2nd Sunday in Ordianry Time Year B - 18/1/2015 - Gospel: Jn 1, 35-42
Lamb of God
Having a stroll in the afternoon and you can tell what food that house has for dinner tonight because you can smell the odour of the food cooking coming out from their kitchen. People who had migrated here from elsewhere had never tasted lamb meat before and could not enjoy the lamb when they first tasted it. They could smell it miles away. The odour remains in the dining room for hours afterwards. I imagine that the food's odour blends so well to the air and Mr 'wind' loves to carry it to the atmosphere. However living in a country where lamb meat is the main food on our table we learn to eat it and soon become a fan of it. Strange enough the strong smell we used to hate now becomes the beautiful addictive odour. This is not a cultural difference but rather it is the matter of becoming accustomed to it. 

John the Baptist who used to eat locusts and honey in the wilderness now becomes the fan of the Lamb of God when he called Jesus 'the Lamb of God'. We don't know what made John give Jesus the title but we do know the idea comes from the Old Testament. Probably the saying 'the Lamb of God' is the most significant prophesy John had made before his execution. What John said we now recite three times before the Holy Communion. It reminds us both the new Passover Jesus sacrificed for us on the cross as the Lamb of God and our respond in thanksgiving adoration for his saving act. The Old Testament recorded the story Abraham who was in obedient to God made sacrifice of his own son by Yahweh's request as a test. Abraham passed the test and Yahweh saved his son, Isaac. Gen 22. There is another significant story relating to the lamb sacrificed and that is the story of the liberation the Israelites from the slavery in Exodus 12 and 13. It gives birth to the Feast of the Passover that the Jewish people celebrated yearly in remembrance of the saving act of Yahweh. The angel of death will 'pass over' houses of those who had sprinkled the lamb's blood on their doorposts.
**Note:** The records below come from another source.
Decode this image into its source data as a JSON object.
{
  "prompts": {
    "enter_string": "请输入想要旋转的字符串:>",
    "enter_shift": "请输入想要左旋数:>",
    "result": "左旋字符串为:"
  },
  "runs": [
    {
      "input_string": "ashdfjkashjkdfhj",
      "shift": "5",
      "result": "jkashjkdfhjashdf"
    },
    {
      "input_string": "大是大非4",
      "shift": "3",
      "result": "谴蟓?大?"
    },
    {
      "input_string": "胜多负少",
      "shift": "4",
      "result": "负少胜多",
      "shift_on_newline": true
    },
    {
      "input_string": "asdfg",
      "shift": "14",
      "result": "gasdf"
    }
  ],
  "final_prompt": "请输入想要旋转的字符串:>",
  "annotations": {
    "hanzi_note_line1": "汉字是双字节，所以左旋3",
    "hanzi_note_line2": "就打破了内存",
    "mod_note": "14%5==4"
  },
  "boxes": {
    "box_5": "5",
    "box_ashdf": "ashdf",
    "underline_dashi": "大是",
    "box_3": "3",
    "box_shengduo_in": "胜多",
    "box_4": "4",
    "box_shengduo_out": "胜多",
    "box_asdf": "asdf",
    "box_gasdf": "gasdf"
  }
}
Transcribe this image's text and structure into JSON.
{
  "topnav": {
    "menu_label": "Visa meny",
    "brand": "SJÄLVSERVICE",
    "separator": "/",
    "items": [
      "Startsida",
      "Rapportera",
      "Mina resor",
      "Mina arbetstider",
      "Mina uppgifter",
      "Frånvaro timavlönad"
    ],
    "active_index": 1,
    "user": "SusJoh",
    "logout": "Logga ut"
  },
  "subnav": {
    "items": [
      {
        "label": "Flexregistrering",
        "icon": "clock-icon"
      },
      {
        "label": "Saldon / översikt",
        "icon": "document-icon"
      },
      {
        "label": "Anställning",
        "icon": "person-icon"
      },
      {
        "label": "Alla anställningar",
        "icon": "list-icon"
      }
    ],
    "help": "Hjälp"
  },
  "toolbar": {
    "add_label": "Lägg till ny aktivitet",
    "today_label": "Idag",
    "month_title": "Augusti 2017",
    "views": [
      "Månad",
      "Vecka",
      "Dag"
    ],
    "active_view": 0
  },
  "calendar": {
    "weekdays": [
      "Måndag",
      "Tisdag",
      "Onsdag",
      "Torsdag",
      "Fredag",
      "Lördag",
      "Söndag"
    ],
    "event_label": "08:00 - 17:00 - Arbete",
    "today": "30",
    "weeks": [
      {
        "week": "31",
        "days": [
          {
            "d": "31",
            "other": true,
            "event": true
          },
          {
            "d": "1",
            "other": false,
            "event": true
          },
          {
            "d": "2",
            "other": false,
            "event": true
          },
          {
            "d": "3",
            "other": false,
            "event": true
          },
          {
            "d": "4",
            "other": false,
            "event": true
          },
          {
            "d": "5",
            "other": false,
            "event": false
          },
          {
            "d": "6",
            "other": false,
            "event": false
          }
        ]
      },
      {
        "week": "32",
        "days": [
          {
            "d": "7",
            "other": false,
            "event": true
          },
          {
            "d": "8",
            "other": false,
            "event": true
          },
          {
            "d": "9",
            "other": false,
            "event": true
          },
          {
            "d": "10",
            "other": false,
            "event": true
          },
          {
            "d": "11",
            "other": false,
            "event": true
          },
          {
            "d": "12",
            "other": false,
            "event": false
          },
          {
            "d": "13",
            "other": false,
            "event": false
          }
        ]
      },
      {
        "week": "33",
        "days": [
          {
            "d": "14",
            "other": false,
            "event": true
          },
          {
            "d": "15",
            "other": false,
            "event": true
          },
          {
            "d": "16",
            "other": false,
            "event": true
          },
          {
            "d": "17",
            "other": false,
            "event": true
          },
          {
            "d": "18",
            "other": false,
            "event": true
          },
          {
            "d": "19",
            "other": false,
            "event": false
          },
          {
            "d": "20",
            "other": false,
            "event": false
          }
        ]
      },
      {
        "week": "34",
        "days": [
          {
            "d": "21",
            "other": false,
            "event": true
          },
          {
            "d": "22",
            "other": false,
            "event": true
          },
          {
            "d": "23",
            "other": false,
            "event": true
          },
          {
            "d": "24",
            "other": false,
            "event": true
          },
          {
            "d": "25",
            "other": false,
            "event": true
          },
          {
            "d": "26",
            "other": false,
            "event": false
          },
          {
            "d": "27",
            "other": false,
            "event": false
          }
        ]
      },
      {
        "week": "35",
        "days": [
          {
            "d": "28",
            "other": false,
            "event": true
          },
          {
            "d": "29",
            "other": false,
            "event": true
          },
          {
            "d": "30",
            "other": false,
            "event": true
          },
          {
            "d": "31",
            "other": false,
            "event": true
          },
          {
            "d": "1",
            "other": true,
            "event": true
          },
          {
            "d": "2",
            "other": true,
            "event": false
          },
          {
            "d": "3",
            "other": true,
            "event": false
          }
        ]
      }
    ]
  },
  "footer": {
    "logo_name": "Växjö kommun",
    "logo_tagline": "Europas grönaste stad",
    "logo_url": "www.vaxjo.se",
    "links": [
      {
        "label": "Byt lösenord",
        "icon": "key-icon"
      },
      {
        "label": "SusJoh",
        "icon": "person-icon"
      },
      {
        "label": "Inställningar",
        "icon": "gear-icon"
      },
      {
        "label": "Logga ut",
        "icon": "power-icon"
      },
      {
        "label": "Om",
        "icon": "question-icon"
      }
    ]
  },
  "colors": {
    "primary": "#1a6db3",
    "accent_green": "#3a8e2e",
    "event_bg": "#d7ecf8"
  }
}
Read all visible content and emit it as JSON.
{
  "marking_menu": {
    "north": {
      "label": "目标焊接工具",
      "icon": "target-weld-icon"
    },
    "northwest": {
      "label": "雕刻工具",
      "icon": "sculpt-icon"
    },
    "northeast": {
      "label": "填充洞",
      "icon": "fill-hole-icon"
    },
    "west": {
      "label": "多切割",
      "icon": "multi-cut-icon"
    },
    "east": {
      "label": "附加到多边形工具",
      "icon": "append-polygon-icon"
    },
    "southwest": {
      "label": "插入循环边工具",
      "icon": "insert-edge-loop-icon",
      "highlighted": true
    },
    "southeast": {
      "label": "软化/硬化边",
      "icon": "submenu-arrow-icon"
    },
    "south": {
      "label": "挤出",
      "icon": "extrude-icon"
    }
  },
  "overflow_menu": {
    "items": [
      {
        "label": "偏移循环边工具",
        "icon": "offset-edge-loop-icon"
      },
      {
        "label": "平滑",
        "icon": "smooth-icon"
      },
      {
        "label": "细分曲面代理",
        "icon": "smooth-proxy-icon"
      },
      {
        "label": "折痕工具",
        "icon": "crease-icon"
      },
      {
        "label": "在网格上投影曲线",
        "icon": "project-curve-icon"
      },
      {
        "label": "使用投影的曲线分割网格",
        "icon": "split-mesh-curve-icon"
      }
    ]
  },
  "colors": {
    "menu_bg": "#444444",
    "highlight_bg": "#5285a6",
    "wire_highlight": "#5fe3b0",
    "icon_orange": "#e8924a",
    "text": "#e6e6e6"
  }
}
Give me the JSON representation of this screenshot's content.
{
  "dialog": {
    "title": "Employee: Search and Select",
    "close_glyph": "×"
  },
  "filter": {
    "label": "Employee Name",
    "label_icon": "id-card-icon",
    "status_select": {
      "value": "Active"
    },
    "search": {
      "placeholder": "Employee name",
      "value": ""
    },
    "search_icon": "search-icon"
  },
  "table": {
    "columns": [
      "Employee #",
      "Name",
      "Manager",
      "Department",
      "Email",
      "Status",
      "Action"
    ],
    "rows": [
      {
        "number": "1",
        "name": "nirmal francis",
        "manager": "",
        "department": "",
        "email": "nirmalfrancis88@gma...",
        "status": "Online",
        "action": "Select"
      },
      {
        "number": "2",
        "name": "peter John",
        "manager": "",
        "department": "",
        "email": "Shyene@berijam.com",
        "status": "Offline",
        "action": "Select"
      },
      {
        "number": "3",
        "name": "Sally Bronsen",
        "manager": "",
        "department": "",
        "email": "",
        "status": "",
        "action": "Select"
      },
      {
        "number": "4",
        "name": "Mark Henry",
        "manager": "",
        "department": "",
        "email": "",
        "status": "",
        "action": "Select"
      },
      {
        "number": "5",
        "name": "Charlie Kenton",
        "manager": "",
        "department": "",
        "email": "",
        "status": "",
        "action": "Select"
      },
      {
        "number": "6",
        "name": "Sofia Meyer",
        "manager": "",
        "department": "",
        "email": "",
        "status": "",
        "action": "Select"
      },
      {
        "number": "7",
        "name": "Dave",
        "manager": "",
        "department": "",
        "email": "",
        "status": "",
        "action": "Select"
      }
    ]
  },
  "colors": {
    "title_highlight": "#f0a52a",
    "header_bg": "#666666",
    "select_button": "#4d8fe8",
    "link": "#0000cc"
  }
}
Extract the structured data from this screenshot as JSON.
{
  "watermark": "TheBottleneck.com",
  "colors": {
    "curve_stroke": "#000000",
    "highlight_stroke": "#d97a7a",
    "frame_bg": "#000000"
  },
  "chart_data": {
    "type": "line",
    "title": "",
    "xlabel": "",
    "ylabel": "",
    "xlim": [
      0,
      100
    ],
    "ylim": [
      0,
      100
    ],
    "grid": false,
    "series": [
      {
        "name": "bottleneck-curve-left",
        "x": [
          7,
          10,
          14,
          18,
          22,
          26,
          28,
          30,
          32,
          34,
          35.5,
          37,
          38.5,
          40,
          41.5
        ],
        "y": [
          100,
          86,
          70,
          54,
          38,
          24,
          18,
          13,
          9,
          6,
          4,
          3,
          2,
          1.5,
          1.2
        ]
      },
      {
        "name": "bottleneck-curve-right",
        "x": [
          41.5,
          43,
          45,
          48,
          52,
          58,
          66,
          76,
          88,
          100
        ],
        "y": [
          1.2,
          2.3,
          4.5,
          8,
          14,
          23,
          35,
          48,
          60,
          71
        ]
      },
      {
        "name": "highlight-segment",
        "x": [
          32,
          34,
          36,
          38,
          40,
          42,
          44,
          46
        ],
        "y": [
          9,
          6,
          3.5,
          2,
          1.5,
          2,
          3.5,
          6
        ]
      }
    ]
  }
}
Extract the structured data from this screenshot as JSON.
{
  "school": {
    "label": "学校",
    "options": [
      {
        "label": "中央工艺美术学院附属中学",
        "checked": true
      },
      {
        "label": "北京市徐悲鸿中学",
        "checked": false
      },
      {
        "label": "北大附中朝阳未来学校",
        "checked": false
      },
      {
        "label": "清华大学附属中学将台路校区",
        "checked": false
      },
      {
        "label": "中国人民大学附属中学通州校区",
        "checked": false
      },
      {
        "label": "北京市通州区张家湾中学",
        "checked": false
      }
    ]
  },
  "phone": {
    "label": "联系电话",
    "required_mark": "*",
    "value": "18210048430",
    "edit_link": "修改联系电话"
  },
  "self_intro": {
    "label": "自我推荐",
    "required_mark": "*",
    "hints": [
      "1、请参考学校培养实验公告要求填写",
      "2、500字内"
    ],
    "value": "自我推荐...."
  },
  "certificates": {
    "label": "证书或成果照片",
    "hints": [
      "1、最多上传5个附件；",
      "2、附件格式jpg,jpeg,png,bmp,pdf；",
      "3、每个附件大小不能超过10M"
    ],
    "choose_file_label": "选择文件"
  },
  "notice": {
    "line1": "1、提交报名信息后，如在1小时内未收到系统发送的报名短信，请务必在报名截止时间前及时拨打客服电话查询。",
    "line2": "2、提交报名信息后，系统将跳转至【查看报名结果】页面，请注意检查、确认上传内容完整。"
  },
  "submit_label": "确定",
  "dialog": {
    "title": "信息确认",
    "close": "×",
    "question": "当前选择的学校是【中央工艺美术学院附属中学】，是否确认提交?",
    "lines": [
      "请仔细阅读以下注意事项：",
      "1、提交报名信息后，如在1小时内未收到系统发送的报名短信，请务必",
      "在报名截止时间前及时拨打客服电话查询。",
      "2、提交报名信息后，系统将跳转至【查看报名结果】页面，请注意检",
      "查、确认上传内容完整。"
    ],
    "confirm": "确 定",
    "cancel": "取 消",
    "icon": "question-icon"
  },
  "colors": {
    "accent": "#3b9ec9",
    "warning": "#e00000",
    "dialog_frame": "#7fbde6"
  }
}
In the Old Testament the lamb that sacrificed became the symbol of protection for the Israelites and they were set free from the slavery because of the blood of the lamb that they were spared death. An ordinary lamb gives nourishment for our physical body and the Lamb of God, Jesus, gives much more for our soul. He gives food for our spiritual body and His blood erased our sins and His resurrection gives us eternal life. We are spared death and given life on the special occasion when Jesus was crucified during the celebration on the Feast of the Passover.